British ultra-runner clocked 6:40:35 to beat 10-year-old mark at Canterbury Christ Church University
Britain’s world 50km silver medallist Phil Anthony ran 100km on a treadmill in 6:40:35 on Wednesday to break a 10-year-old world record.
The Kent runner described the record attempt, which took place at Canterbury Christ Church University where he works, as “one of the toughest challenges” he has ever faced both physically and mentally.
It was the first time that the 33-year-old, who finished second in last month’s IAU World 50km Trophy in Doha, had run the distance.
The previous world 100km treadmill mark recognised by Guinness World Records was 7:21:41 held by Canada’s Arulanantham Suresh Joachim.
“I am absolutely over moon with managing to break the world record,” said Anthony, a PhD student and university instructor in the School of Human and Life Sciences.

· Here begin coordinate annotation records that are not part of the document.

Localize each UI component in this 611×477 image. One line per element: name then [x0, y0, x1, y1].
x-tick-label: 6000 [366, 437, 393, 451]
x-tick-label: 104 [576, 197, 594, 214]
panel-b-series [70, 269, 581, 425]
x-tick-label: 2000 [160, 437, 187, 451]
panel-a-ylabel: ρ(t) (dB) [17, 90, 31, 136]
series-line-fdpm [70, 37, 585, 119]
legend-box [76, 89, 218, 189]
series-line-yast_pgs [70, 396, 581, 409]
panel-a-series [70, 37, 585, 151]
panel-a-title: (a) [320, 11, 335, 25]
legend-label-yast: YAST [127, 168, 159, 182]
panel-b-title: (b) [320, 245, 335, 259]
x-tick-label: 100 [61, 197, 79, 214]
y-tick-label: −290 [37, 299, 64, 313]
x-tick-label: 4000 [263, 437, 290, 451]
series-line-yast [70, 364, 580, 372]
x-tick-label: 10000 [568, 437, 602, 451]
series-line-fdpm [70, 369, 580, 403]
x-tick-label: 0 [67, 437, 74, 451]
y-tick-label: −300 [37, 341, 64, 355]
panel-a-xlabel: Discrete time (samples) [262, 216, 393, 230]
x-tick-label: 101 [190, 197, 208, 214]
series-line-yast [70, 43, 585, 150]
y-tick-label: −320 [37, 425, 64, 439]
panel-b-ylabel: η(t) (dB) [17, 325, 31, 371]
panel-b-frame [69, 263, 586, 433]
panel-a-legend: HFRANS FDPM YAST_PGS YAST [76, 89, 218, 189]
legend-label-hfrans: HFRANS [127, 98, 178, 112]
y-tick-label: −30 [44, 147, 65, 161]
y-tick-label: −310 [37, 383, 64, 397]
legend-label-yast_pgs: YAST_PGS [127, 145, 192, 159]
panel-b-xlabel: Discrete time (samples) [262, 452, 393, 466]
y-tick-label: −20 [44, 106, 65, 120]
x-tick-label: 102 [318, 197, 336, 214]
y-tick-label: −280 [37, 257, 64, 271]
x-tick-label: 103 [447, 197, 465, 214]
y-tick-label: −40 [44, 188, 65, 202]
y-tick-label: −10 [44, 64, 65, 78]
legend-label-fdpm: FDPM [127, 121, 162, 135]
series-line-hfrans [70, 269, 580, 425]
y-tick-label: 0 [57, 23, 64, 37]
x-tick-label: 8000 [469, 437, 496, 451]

“I found this to be one of the toughest challenges I have faced so far both mentally and physically and I really don’t think this would have been possible without the help and support that I received from everyone at Canterbury Christ Church University throughout.
“There are so many people to thank for this but I would above all like to thank my wife Anna who not only helped me during the event but in the months leading up to this attempt.”
Anthony, who switched from duathlon to set a marathon PB of 2:16:40 in 2012 and has run 2:58:06 for 50km, had spent time in the run-up to the record attempt high-altitude training in Kenya.